Amazon.com: There are also times, just for a second--or a sentence--when you're appealing a little bit more to your adult readers. For instance in The Subtle Knife, when the queen of the Latvian witches flies off to Lord Asriel's, you write: "Every witch there knew what had happened next, and neither Will nor Lyra dreamed of it. So Ruta Skadi had no need to tell."

Pullman: I don't spell it out. It's there if you can see it, but it's not there if you can't. One of the gratifying things about this series is that I've had a lot of response from adults as well as from children.

Amazon.com: Did you enjoy showing us a bit more of Lord Asriel in the third book?

Pullman: Yes, I did. And particularly more of Mrs. Coulter.

Amazon.com: Do you think that your characters also have different aspects of you in them?
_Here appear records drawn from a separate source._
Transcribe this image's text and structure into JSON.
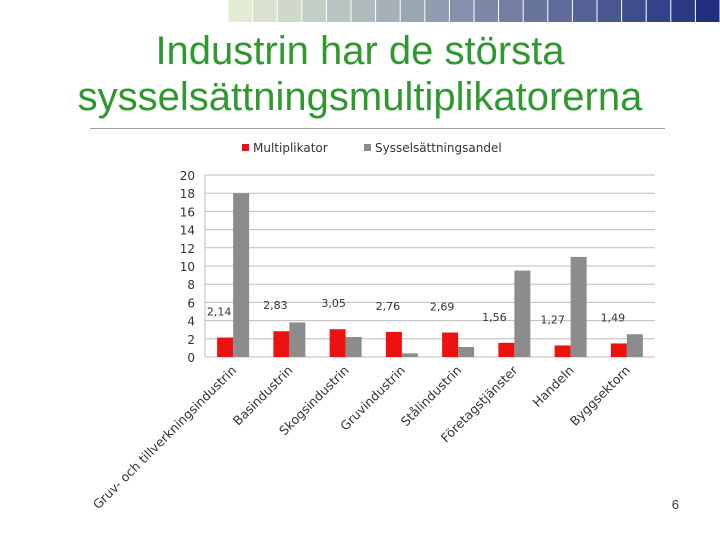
{
  "slide": {
    "title_line1": "Industrin har de största",
    "title_line2": "sysselsättningsmultiplikatorerna",
    "page_number": "6"
  },
  "colors": {
    "title": "#2e9a2e",
    "multiplikator": "#ee1111",
    "sysselsattningsandel": "#8c8c8c",
    "deco_start": "#e3ecd2",
    "deco_end": "#1f2f7e"
  },
  "chart_data": {
    "type": "bar",
    "categories": [
      "Gruv- och tillverkningsindustrin",
      "Basindustrin",
      "Skogsindustrin",
      "Gruvindustrin",
      "Stålindustrin",
      "Företagstjänster",
      "Handeln",
      "Byggsektorn"
    ],
    "series": [
      {
        "name": "Multiplikator",
        "values": [
          2.14,
          2.83,
          3.05,
          2.76,
          2.69,
          1.56,
          1.27,
          1.49
        ],
        "labels": [
          "2,14",
          "2,83",
          "3,05",
          "2,76",
          "2,69",
          "1,56",
          "1,27",
          "1,49"
        ]
      },
      {
        "name": "Sysselsättningsandel",
        "values": [
          18.0,
          3.8,
          2.2,
          0.4,
          1.1,
          9.5,
          11.0,
          2.5
        ]
      }
    ],
    "yticks": [
      "0",
      "2",
      "4",
      "6",
      "8",
      "10",
      "12",
      "14",
      "16",
      "18",
      "20"
    ],
    "ylim": [
      0,
      20
    ],
    "grid": true,
    "legend": "top"
  }
}
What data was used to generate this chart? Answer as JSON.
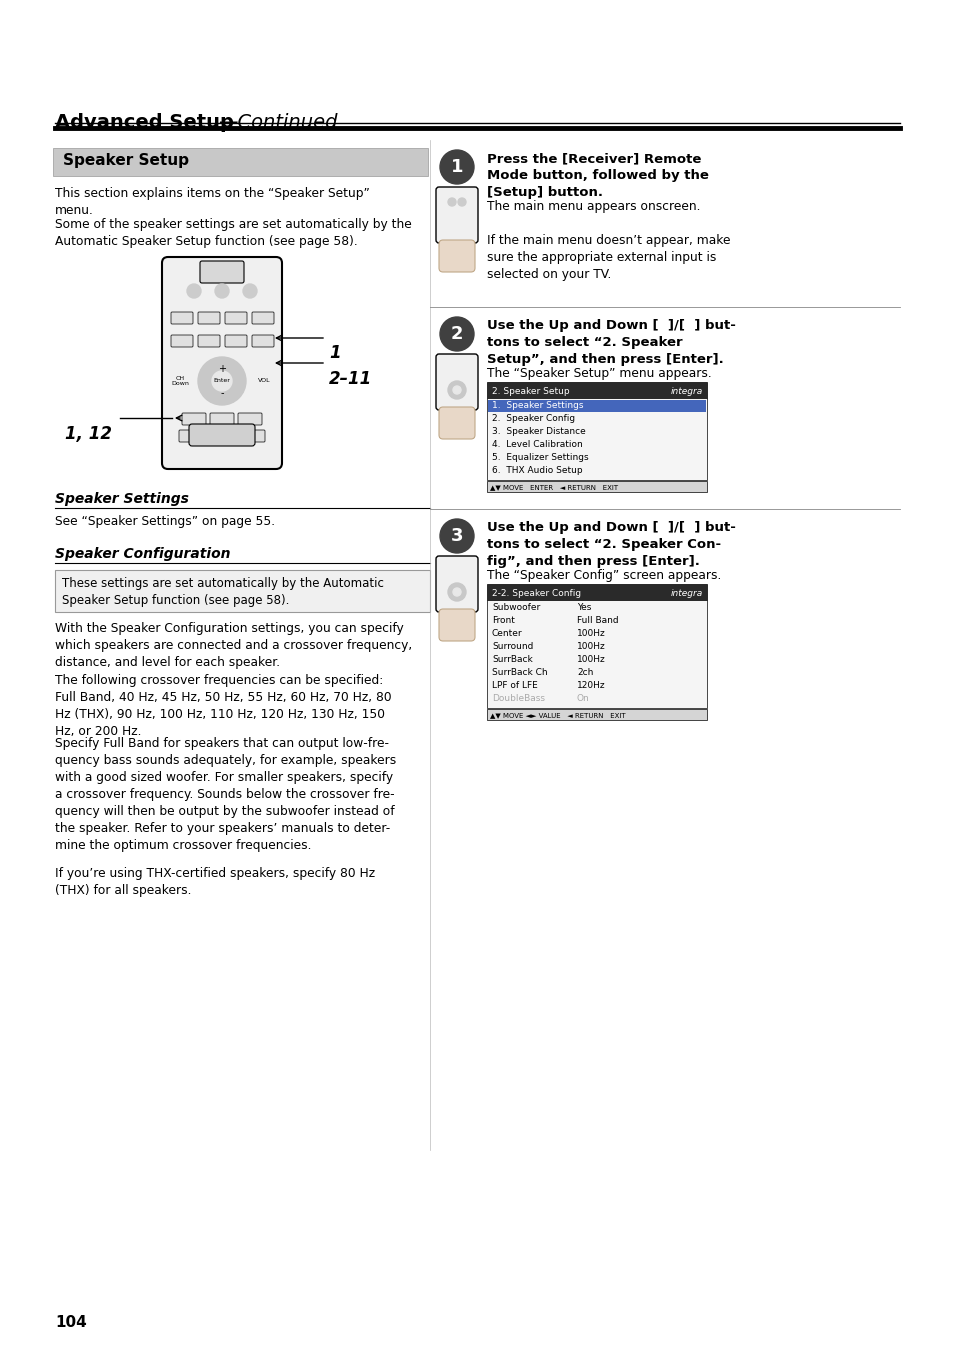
{
  "bg_color": "#ffffff",
  "page_number": "104",
  "header_title_bold": "Advanced Setup",
  "header_title_italic": "—Continued",
  "section1_title": "Speaker Setup",
  "section1_body1": "This section explains items on the “Speaker Setup”\nmenu.",
  "section1_body2": "Some of the speaker settings are set automatically by the\nAutomatic Speaker Setup function (see page 58).",
  "label_1": "1",
  "label_2_11": "2–11",
  "label_1_12": "1, 12",
  "section2_title": "Speaker Settings",
  "section2_body": "See “Speaker Settings” on page 55.",
  "section3_title": "Speaker Configuration",
  "section3_box_text": "These settings are set automatically by the Automatic\nSpeaker Setup function (see page 58).",
  "section3_body1": "With the Speaker Configuration settings, you can specify\nwhich speakers are connected and a crossover frequency,\ndistance, and level for each speaker.",
  "section3_body2": "The following crossover frequencies can be specified:\nFull Band, 40 Hz, 45 Hz, 50 Hz, 55 Hz, 60 Hz, 70 Hz, 80\nHz (THX), 90 Hz, 100 Hz, 110 Hz, 120 Hz, 130 Hz, 150\nHz, or 200 Hz.",
  "section3_body3": "Specify Full Band for speakers that can output low-fre-\nquency bass sounds adequately, for example, speakers\nwith a good sized woofer. For smaller speakers, specify\na crossover frequency. Sounds below the crossover fre-\nquency will then be output by the subwoofer instead of\nthe speaker. Refer to your speakers’ manuals to deter-\nmine the optimum crossover frequencies.",
  "section3_body4": "If you’re using THX-certified speakers, specify 80 Hz\n(THX) for all speakers.",
  "step1_title_bold": "Press the [Receiver] Remote\nMode button, followed by the\n[Setup] button.",
  "step1_body": "The main menu appears onscreen.\n\nIf the main menu doesn’t appear, make\nsure the appropriate external input is\nselected on your TV.",
  "step2_title_bold": "Use the Up and Down [  ]/[  ] but-\ntons to select “2. Speaker\nSetup”, and then press [Enter].",
  "step2_body": "The “Speaker Setup” menu appears.",
  "step3_title_bold": "Use the Up and Down [  ]/[  ] but-\ntons to select “2. Speaker Con-\nfig”, and then press [Enter].",
  "step3_body": "The “Speaker Config” screen appears.",
  "menu_items": [
    "1.  Speaker Settings",
    "2.  Speaker Config",
    "3.  Speaker Distance",
    "4.  Level Calibration",
    "5.  Equalizer Settings",
    "6.  THX Audio Setup"
  ],
  "config_items": [
    [
      "Subwoofer",
      "Yes"
    ],
    [
      "Front",
      "Full Band"
    ],
    [
      "Center",
      "100Hz"
    ],
    [
      "Surround",
      "100Hz"
    ],
    [
      "SurrBack",
      "100Hz"
    ],
    [
      "SurrBack Ch",
      "2ch"
    ],
    [
      "LPF of LFE",
      "120Hz"
    ],
    [
      "DoubleBass",
      "On"
    ]
  ],
  "toolbar_text": "▲▼ MOVE   ENTER   ◄ RETURN   EXIT",
  "cfg_toolbar_text": "▲▼ MOVE ◄► VALUE   ◄ RETURN   EXIT"
}
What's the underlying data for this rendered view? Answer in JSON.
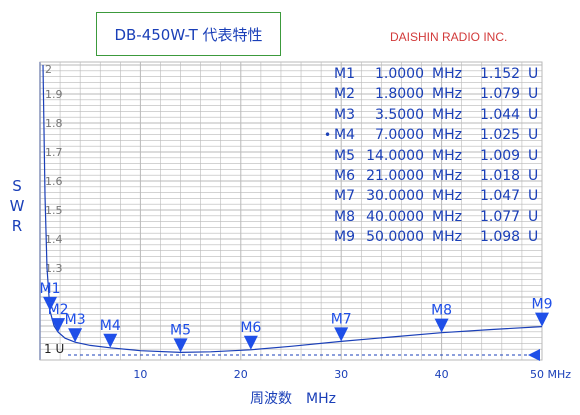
{
  "title": "DB-450W-T 代表特性",
  "company": "DAISHIN RADIO INC.",
  "ylabel_chars": [
    "S",
    "W",
    "R"
  ],
  "xlabel": "周波数　MHz",
  "active_marker_symbol": "•",
  "colors": {
    "ink": "#1a3fb8",
    "marker": "#1f4fe8",
    "grid": "#b9b9b9",
    "axis": "#1a3fb8",
    "title_border": "#3c9a3c",
    "company": "#d23a3a"
  },
  "markers": [
    {
      "name": "M1",
      "freq": "1.0000",
      "unit": "MHz",
      "swr": "1.152",
      "swr_unit": "U",
      "active": false
    },
    {
      "name": "M2",
      "freq": "1.8000",
      "unit": "MHz",
      "swr": "1.079",
      "swr_unit": "U",
      "active": false
    },
    {
      "name": "M3",
      "freq": "3.5000",
      "unit": "MHz",
      "swr": "1.044",
      "swr_unit": "U",
      "active": false
    },
    {
      "name": "M4",
      "freq": "7.0000",
      "unit": "MHz",
      "swr": "1.025",
      "swr_unit": "U",
      "active": true
    },
    {
      "name": "M5",
      "freq": "14.0000",
      "unit": "MHz",
      "swr": "1.009",
      "swr_unit": "U",
      "active": false
    },
    {
      "name": "M6",
      "freq": "21.0000",
      "unit": "MHz",
      "swr": "1.018",
      "swr_unit": "U",
      "active": false
    },
    {
      "name": "M7",
      "freq": "30.0000",
      "unit": "MHz",
      "swr": "1.047",
      "swr_unit": "U",
      "active": false
    },
    {
      "name": "M8",
      "freq": "40.0000",
      "unit": "MHz",
      "swr": "1.077",
      "swr_unit": "U",
      "active": false
    },
    {
      "name": "M9",
      "freq": "50.0000",
      "unit": "MHz",
      "swr": "1.098",
      "swr_unit": "U",
      "active": false
    }
  ],
  "chart_data": {
    "type": "line",
    "title": "DB-450W-T 代表特性",
    "xlabel": "周波数　MHz",
    "ylabel": "SWR",
    "xlim": [
      0,
      50
    ],
    "ylim": [
      1,
      2
    ],
    "grid": true,
    "x_ticks": [
      {
        "value": 10,
        "label": "10"
      },
      {
        "value": 20,
        "label": "20"
      },
      {
        "value": 30,
        "label": "30"
      },
      {
        "value": 40,
        "label": "40"
      },
      {
        "value": 50,
        "label": "50 MHz"
      }
    ],
    "y_ticks": [
      {
        "value": 1,
        "label": "1 U"
      },
      {
        "value": 1.3,
        "label": "1.3"
      },
      {
        "value": 1.4,
        "label": "1.4"
      },
      {
        "value": 1.5,
        "label": "1.5"
      },
      {
        "value": 1.6,
        "label": "1.6"
      },
      {
        "value": 1.7,
        "label": "1.7"
      },
      {
        "value": 1.8,
        "label": "1.8"
      },
      {
        "value": 1.9,
        "label": "1.9"
      },
      {
        "value": 2,
        "label": "2"
      }
    ],
    "series": [
      {
        "x": [
          0.3,
          0.5,
          0.7,
          1.0,
          1.4,
          1.8,
          2.5,
          3.5,
          5,
          7,
          10,
          14,
          17,
          21,
          25,
          30,
          35,
          40,
          45,
          50
        ],
        "y": [
          2.0,
          1.55,
          1.3,
          1.152,
          1.1,
          1.079,
          1.058,
          1.044,
          1.033,
          1.025,
          1.015,
          1.009,
          1.011,
          1.018,
          1.03,
          1.047,
          1.062,
          1.077,
          1.088,
          1.098
        ]
      }
    ],
    "markers": [
      {
        "label": "M1",
        "x": 1.0,
        "y": 1.152
      },
      {
        "label": "M2",
        "x": 1.8,
        "y": 1.079
      },
      {
        "label": "M3",
        "x": 3.5,
        "y": 1.044
      },
      {
        "label": "M4",
        "x": 7.0,
        "y": 1.025
      },
      {
        "label": "M5",
        "x": 14.0,
        "y": 1.009
      },
      {
        "label": "M6",
        "x": 21.0,
        "y": 1.018
      },
      {
        "label": "M7",
        "x": 30.0,
        "y": 1.047
      },
      {
        "label": "M8",
        "x": 40.0,
        "y": 1.077
      },
      {
        "label": "M9",
        "x": 50.0,
        "y": 1.098
      }
    ],
    "reference_line": {
      "y": 1,
      "style": "dashed"
    }
  }
}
Pullman: Well, I suppose that's inevitable, but I wouldn't know what they are. I don't know whether they come from inside me or outside me. I don't know whether I create them or catch them. And I'm not even sure I particularly want to speculate. My job is to take what comes to me, wherever it comes from, and shape it into a story which will keep people turning the pages. So it doesn't really interest me whether they come from things I've observed or whether I make them up entirely or base them on real characters. I don't know where they come from; I just know they arrive.

Amazon.com: That seems similar to the interdependence between the mulefa and the wheel-pod trees. Mary Malone wonders: "Which had come first: wheel or claw? Rider or tree?"

Pullman: They come together--that's right. They both create each other.